Absolutely the right place, and a great idea to give credit where credit is due. Thanks.

Rolf Niebel

Hi Colin, hi John,
I want to install an AIS transponder (I have a receiver but want to switch to a transponder).
My question is about positioning the antenna.
Em-Trac and other manufacturer say the antenna should be installed minimum of 3,5 metres above deck to be safe from HF radiation.
The Radar-pole on the aft-deck which I could also use as an antenna-base is only 2,4m.
Should I use a spiltter and share the VHF-antenna with my VHF-radio?
Best regards.

Marc Dacey

I will mention our experience here. We have a SH GX-2200 VHF as a helm radio and it comes with AIS reception and we get that data via the mast top antenna. Our AIS transponder is the Vesper XB-8000 and it has its own whip on our first port spreader, well above the deck but below our Furuno radome. We have found that height adequate to both receive and transmit AIS data and, on a practical level, easier to reach from deck than the mast top.

We use the Vesper data to feed into the B&G helm plotter and therefore have redundancy in terms of seeing AIS targets. This was most helpful coming down the St. Lawrence last summer and certainly was helpful in fog in the Maritimes as the number of “working vessels” increased (save for the lobster boats that do not like to tell other fishers where they are doing well, evidently.

We also presented an AIS target to the Canadian Coast Guard, which was equally helpful. We could be “seen” at least 12 NM ahead by sailboats our size and farther by larger ships. AIS also complemented our RADAR and we were never really surprised by overtaking ships making twice or more our night time passage speed. While we own a powered splitter, I would likely use it strictly for the VHF and a rail-mounted whip rather than for both AIS and VHF together on one antenna, which might compromise two means of communication at once if the antenna was damaged or otherwise out of action. Hope this helps.

John Harries

Hi Rolf,

I don’t think the hight recommendation is anything to do with RF safety, but rather to get a high enough height of eye to have decent range.

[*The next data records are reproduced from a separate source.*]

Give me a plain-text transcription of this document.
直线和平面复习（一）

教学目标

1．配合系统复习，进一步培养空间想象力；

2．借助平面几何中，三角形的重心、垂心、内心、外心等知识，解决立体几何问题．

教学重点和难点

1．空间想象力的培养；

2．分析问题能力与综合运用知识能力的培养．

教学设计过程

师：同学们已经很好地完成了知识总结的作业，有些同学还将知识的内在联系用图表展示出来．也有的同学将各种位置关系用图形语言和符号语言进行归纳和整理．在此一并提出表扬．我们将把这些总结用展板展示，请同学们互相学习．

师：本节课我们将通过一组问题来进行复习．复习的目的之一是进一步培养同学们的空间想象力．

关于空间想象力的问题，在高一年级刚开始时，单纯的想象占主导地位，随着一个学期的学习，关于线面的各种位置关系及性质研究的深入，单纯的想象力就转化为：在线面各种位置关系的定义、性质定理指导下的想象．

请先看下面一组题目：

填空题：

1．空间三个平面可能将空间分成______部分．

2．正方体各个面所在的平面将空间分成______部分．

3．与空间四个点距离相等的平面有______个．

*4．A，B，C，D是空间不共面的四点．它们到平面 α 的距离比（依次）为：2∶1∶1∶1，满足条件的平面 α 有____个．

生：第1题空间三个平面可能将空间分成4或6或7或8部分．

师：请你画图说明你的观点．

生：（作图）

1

Anyway, we started off with a splitter but found that we got an annoying click on the VHF every time the AIS transmitted, so we went over to an antenna on the radar stand. Ours is about 4 meters above the water. That works fine, although the range we see ships on AIS is much reduced, but still a quite acceptable 10-15 miles. I’m guessing the click might have been a problem with the splitter, rather than intrinsic to the technology, but even so we like the radar stand option because it’s simpler, and also gives us a spare VHF antenna in case of dismasting.

Paul Kanev

Do you consider the increased AIS range from a 12 watt class A transponder worth the added costs over a 5 watt class B system? Many thanks
Paul Kanev

John Harries

Hi Paul,

I haven’t looked at that, but I don’t think I would pay a bunch of money to get extra transmit range. Ships seem to see our class B at a minimum of five miles or so, and that’s more than adequate.